The September data from the Bureau of Labor Statistics indicate that wages failed to keep pace with inflation for non-managerial workers in the private sector, those of us who make up about 80% of the American workforce. The key data:
Consumer Price Index (CPI) +0.2%
Average Hourly Earnings (AHE) +$0.01 or +0.05%
Average Hourly Wage $18.67/hour
Calculating the September increase in wages adjusted for inflation:
(AHE – CPI) = (0.05 – 0.2) = -0.15
September Stagflation Index = -0.15 X 100 = -15
I’m not optimistic about the current economic “recovery.” The last time unemployment was this high was the early 1980s. The recovery that followed that recession was supported by three major factors:
1. The Baby-Boomers” were in their peak earning years.

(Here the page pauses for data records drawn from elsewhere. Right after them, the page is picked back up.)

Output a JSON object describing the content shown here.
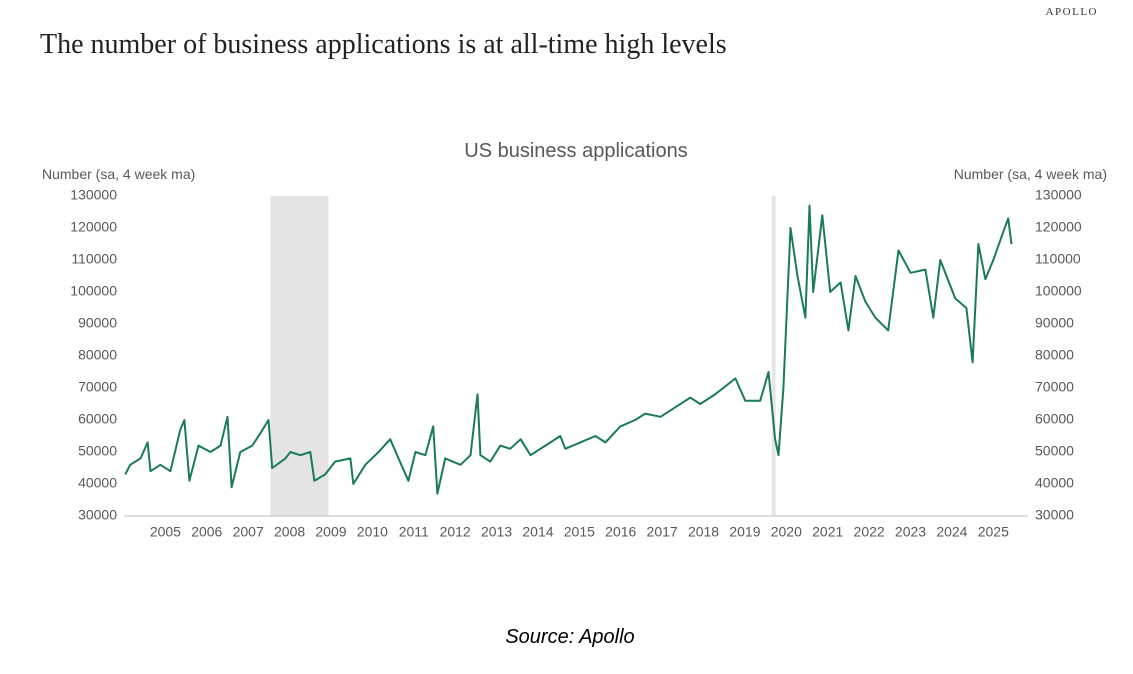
{
  "brand": "APOLLO",
  "headline": "The number of business applications is at all-time high levels",
  "source": "Source: Apollo",
  "chart_data": {
    "type": "line",
    "title": "US business applications",
    "y_label": "Number (sa, 4 week ma)",
    "y2_label": "Number (sa, 4 week ma)",
    "xlim": [
      2004.5,
      2026
    ],
    "ylim": [
      30000,
      130000
    ],
    "y2lim": [
      30000,
      130000
    ],
    "yticks": [
      30000,
      40000,
      50000,
      60000,
      70000,
      80000,
      90000,
      100000,
      110000,
      120000,
      130000
    ],
    "y2ticks": [
      30000,
      40000,
      50000,
      60000,
      70000,
      80000,
      90000,
      100000,
      110000,
      120000,
      130000
    ],
    "xticks": [
      {
        "value": 2005.5,
        "label": "2005"
      },
      {
        "value": 2006.5,
        "label": "2006"
      },
      {
        "value": 2007.5,
        "label": "2007"
      },
      {
        "value": 2008.5,
        "label": "2008"
      },
      {
        "value": 2009.5,
        "label": "2009"
      },
      {
        "value": 2010.5,
        "label": "2010"
      },
      {
        "value": 2011.5,
        "label": "2011"
      },
      {
        "value": 2012.5,
        "label": "2012"
      },
      {
        "value": 2013.5,
        "label": "2013"
      },
      {
        "value": 2014.5,
        "label": "2014"
      },
      {
        "value": 2015.5,
        "label": "2015"
      },
      {
        "value": 2016.5,
        "label": "2016"
      },
      {
        "value": 2017.5,
        "label": "2017"
      },
      {
        "value": 2018.5,
        "label": "2018"
      },
      {
        "value": 2019.5,
        "label": "2019"
      },
      {
        "value": 2020.5,
        "label": "2020"
      },
      {
        "value": 2021.5,
        "label": "2021"
      },
      {
        "value": 2022.5,
        "label": "2022"
      },
      {
        "value": 2023.5,
        "label": "2023"
      },
      {
        "value": 2024.5,
        "label": "2024"
      },
      {
        "value": 2025.5,
        "label": "2025"
      }
    ],
    "shaded_regions": [
      [
        2008.04,
        2009.44
      ],
      [
        2020.15,
        2020.24
      ]
    ],
    "shade_color": "#e3e4e3",
    "series": [
      {
        "color": "#1a7a5e",
        "x": [
          2004.53,
          2004.65,
          2004.9,
          2005.07,
          2005.14,
          2005.38,
          2005.62,
          2005.86,
          2005.96,
          2006.08,
          2006.3,
          2006.59,
          2006.83,
          2007.0,
          2007.1,
          2007.31,
          2007.6,
          2007.8,
          2007.99,
          2008.08,
          2008.4,
          2008.52,
          2008.76,
          2009.0,
          2009.1,
          2009.36,
          2009.6,
          2009.97,
          2010.04,
          2010.33,
          2010.65,
          2010.93,
          2011.13,
          2011.37,
          2011.54,
          2011.78,
          2011.97,
          2012.07,
          2012.26,
          2012.63,
          2012.87,
          2013.04,
          2013.11,
          2013.35,
          2013.59,
          2013.83,
          2014.08,
          2014.32,
          2014.68,
          2015.04,
          2015.16,
          2015.52,
          2015.89,
          2016.13,
          2016.49,
          2016.85,
          2017.09,
          2017.46,
          2017.82,
          2018.18,
          2018.42,
          2018.78,
          2019.27,
          2019.51,
          2019.87,
          2020.07,
          2020.23,
          2020.31,
          2020.43,
          2020.6,
          2020.77,
          2020.96,
          2021.06,
          2021.15,
          2021.37,
          2021.56,
          2021.81,
          2022.0,
          2022.17,
          2022.41,
          2022.65,
          2022.96,
          2023.21,
          2023.5,
          2023.86,
          2024.05,
          2024.22,
          2024.58,
          2024.85,
          2025.0,
          2025.14,
          2025.31,
          2025.5,
          2025.72,
          2025.86,
          2025.94
        ],
        "values": [
          43000,
          46000,
          48000,
          53000,
          44000,
          46000,
          44000,
          57000,
          60000,
          41000,
          52000,
          50000,
          52000,
          61000,
          39000,
          50000,
          52000,
          56000,
          60000,
          45000,
          48000,
          50000,
          49000,
          50000,
          41000,
          43000,
          47000,
          48000,
          40000,
          46000,
          50000,
          54000,
          48000,
          41000,
          50000,
          49000,
          58000,
          37000,
          48000,
          46000,
          49000,
          68000,
          49000,
          47000,
          52000,
          51000,
          54000,
          49000,
          52000,
          55000,
          51000,
          53000,
          55000,
          53000,
          58000,
          60000,
          62000,
          61000,
          64000,
          67000,
          65000,
          68000,
          73000,
          66000,
          66000,
          75000,
          54000,
          49000,
          70000,
          120000,
          105000,
          92000,
          127000,
          100000,
          124000,
          100000,
          103000,
          88000,
          105000,
          97000,
          92000,
          88000,
          113000,
          106000,
          107000,
          92000,
          110000,
          98000,
          95000,
          78000,
          115000,
          104000,
          110000,
          118000,
          123000,
          115000
        ]
      }
    ]
  }
}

2. Cheap oil. The Alaskan oil pipeline was completed, North Sea oil wells came on line, and Pemex (Mexican national oil company) produced at a frenetic pace. Oil prices plummeted to around $10 per barrel. That is not happening now. As the economy improves ever so slightly, oil prices are going up.
3. Growth in defense industries, computer technologies, and financial services during the 10980s put a lot of people to work and earned a lot of money.
Now, the Baby-Boomers, faced with under-funded retirements, are hanging on to their jobs, making for a very tough job market for young workers. High unemployment will keep wages low. Low wages will keep consumer spending low.
Demand for oil will keep prices high. “Drill baby drill” will not lower prices like in 1982. Demand is higher now, supplies are lower. Oil companies don’t want lower prices, anyway.
The only potential technological saviour is green technology and infrastructure. As the oil companies and their surragates fight to maintain the status quo, nations less entrenched in old, dying technologies will develop, patent, and build the renewable energy systems they will eventually sell to a crumbling and no longer industrialized America.
I hope I’m wrong about all of that. I see what the makers of Harry and Louise did to health care reform in 1993, others, like George Will, who deny the climate change warnings from the scientists at the UN Intergovernmental Panel on Climate Change (IPCC), are doing to energy reform now.
Those of us for sustainability: economic vitality, environmental quality, and equal opportunity, we have to keep hammering. Keep hammering.